Central Division
- League: Major League Soccer
- Sport: Soccer
- Founded: 2000
- Folded: 2001
- No. of teams: 4
- Last champion: Chicago Fire
- Most titles: Chicago Fire (2)

= Central Division (MLS) =

The MLS Central Division was one of Major League Soccer's three divisions, existing in 2000 and 2001.

==Division lineups==

===2000–2001===

====Lineup for 2000–2001====
- Chicago Fire
- Columbus Crew
- Dallas Burn
- Tampa Bay Mutiny

====Changes from 1999====
- The new Central Division is created
- The Chicago Fire and Dallas Burn move in from the Western Conference (which became the Western Division)
- The Columbus Crew and Tampa Bay Mutiny move in from the Eastern Conference (which became the Eastern Division)

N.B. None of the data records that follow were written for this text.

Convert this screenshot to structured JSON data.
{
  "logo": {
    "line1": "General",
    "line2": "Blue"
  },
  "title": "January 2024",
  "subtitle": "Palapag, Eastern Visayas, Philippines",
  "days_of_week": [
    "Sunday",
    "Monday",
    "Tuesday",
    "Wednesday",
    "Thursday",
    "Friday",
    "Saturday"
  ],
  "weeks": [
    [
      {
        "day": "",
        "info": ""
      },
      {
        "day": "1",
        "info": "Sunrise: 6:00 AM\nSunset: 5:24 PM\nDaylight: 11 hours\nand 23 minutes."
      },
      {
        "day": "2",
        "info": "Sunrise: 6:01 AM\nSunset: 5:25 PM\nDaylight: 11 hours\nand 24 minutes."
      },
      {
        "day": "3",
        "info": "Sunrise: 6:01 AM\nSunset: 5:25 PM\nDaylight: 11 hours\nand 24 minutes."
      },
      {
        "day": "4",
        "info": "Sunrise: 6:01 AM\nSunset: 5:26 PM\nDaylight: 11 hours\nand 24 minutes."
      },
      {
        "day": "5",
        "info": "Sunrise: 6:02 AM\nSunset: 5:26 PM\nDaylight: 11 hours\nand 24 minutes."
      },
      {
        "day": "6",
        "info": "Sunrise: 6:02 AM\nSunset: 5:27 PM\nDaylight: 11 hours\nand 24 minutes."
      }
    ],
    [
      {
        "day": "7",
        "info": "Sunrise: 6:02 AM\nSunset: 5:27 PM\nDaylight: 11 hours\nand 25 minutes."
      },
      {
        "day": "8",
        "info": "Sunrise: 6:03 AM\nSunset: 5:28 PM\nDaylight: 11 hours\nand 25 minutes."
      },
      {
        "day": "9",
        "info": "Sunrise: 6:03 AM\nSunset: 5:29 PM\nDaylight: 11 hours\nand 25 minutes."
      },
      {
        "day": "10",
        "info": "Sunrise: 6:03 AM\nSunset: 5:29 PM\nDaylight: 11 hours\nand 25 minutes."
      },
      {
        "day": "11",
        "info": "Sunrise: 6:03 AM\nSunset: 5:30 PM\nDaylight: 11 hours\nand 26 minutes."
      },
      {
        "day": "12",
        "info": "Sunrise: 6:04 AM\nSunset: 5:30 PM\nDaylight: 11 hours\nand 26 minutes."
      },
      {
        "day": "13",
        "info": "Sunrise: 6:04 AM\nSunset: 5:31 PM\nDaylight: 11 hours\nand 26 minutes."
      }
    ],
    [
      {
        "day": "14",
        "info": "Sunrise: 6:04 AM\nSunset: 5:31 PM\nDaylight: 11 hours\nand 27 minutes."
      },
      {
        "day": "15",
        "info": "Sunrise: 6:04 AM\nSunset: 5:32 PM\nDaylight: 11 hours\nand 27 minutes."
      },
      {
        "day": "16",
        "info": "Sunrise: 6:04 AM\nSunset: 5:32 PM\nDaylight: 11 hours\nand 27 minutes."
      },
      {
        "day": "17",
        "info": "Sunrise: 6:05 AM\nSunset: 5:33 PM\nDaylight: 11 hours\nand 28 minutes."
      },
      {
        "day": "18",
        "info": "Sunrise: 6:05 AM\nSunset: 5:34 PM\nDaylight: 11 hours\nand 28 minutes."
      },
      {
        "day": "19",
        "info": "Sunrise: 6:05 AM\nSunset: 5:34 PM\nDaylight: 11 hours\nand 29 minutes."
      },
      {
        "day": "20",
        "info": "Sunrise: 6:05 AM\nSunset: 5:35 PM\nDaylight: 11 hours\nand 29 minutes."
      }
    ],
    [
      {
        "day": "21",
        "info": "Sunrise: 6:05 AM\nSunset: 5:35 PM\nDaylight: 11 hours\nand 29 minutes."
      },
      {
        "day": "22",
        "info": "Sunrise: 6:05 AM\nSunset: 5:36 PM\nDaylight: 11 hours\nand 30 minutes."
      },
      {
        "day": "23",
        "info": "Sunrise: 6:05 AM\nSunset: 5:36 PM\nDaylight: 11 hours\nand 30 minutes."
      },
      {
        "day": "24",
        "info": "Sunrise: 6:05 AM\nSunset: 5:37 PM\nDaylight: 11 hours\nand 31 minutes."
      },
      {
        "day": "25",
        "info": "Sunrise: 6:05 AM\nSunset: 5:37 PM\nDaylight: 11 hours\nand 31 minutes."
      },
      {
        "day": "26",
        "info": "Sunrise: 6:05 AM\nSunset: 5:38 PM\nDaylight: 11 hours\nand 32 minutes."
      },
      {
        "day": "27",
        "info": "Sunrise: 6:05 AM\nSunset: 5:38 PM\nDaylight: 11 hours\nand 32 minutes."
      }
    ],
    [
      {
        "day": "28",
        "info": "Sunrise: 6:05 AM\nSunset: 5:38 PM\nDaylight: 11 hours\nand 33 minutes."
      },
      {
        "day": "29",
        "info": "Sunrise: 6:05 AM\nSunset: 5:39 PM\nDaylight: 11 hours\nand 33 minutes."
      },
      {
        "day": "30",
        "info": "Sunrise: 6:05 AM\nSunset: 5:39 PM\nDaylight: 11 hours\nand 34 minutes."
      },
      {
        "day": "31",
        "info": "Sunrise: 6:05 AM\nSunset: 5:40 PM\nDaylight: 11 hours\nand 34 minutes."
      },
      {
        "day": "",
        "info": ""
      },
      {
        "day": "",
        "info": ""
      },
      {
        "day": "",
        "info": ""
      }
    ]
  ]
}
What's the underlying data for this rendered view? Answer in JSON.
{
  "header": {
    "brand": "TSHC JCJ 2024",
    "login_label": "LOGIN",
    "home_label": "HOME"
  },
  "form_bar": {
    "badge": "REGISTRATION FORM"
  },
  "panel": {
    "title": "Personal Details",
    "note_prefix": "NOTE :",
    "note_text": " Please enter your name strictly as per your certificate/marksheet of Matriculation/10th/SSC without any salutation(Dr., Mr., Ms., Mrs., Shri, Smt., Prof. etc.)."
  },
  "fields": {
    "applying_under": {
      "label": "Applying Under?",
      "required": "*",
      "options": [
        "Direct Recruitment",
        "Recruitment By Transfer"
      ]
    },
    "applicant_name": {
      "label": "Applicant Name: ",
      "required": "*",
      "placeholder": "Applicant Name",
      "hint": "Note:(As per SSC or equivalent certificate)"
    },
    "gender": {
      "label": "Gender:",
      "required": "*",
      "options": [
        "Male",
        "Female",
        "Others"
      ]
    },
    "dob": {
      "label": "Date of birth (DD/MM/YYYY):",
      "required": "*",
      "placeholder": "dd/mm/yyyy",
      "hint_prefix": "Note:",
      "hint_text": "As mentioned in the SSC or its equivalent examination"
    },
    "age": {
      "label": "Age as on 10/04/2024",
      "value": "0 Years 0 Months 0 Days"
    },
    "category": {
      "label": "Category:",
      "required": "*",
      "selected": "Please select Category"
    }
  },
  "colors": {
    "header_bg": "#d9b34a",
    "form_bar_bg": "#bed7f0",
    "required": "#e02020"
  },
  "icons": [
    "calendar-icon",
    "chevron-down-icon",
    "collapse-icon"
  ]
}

===After the 2001 season===
- The Miami Fusion and Tampa Bay Mutiny were contracted, resulting in the disbanding of the Central Division
- The Chicago Fire and Columbus Crew move to the Eastern Division (now renamed Eastern Conference)
- The Dallas Burn move to the Western Division (now renamed Western Conference)

==Central Division champions by year==
- 2000: Chicago Fire
- 2001: Chicago Fire†

† – The Chicago Fire were declared winners of the Central Division in 2001 after the September 11 attacks caused the cancellation of the rest of the regular season. The MLS Cup Playoffs began on September 20.